Television channels Al-Khalijia, Al-Hafez, Al-Siha Wal Gamal, and Al-Nas — all owned by Al Baraheen Group — have stopped broadcasting. Osama Saleh, the head of GAFI, told state-owned newspaper Al-Akhbar that the shutdown is temporary until the channels abide by the law and stick to the agreement.
The violations were related to issuing fatwas (religious edicts) by uncertified sheikhs and discussing other matters such as alternative medicines.
Furthermore, satellite television channels On TV and Al-Fara’een also received warnings from GAFI for violating the license agreement.
On its official website, On TV, owned by Egyptian tycoon Naguib Sawiris, issued a statement with an explanation for the warning as well as its plan of action. The statement said that the violation of the license agreement is related to the news bar on the channel, which was not included in the agreement.

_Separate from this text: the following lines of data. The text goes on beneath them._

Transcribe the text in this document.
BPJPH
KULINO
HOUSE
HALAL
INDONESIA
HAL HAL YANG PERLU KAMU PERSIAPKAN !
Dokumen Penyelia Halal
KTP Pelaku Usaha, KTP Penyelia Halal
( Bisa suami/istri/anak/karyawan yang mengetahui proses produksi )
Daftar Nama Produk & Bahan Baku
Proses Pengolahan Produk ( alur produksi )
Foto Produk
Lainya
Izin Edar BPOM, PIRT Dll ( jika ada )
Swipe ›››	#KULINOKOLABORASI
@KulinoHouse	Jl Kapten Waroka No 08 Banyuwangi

“[We] respect the law and the terms of the agreement; therefore [we] will [obtain] all of the required licenses and permits as [we’re] keen on following all of the necessary procedures in these matters,” On TV’s statement read.
Saleh told Al-Akhbar, “Freedom of expression does not mean presenting content that causes controversy, rifts in society, and information that is ideologically, religiously and scientifically incorrect, but [rather] what is good for the country and society.”
Over the past several weeks there has been a crackdown on the media in Egypt, as popular television show “Al-Qahera Al-Youm,” whose host Amr Adib is known for criticizing the government and the ruling party, was stopped. Opposition journalist Ibrahim Eissa was also fired from his position as chief editor of Al-Dostor newspaper, along with sports commentator Alaa Sadek from terrestrial television for criticizing the Ministry of Interior on his show.
Makram Mohamed Ahmed, head of the Journalists’ Syndicate, raised questions regarding the decisions that are coming out “wholesale” without any consideration to the timing, which coincides with the Parliamentary elections next month and the presidential elections next year.
“The reasons that are given for shutting down these channels or firing a journalist could all be true and verifiable; however, all of them coming at the same time — especially since there is an atmosphere of speculation and doubt — is what makes it surprising,” said Ahmed.
“It’s hard for me to call this a trend of [cracking] down on the media in Egypt [but] because of the timing, I can’t help but speculate that it is … and I’m sure this is what’s going on in every citizen’s mind,” Ahmed added.
The Arabic Network for Human Rights Information (ANHRI) released a press statement condemning this “restriction on media freedom” in Egypt, as they consider all the recent events “steps in the clear path of absolute loyalty to the government or absolute silence.”
“The government has gone hysterical over limiting freedom of expression,” stated ANHRI. “It is a drastic retreat to the days before 2005 when the calls for the long missed democracy and reforms started. Hundreds of bloggers and journalists paid dearly for their call, as well as thousand of activists who were jailed or tortured. The steps achieved were [not obtained by asking for the government’s permission].”
The human rights watchdog also called on “all the honest [citizens] and those concerned with democracy to work to reserve and protect freedoms so that Egypt [will] not turn into another Tunisia or another Saudi.”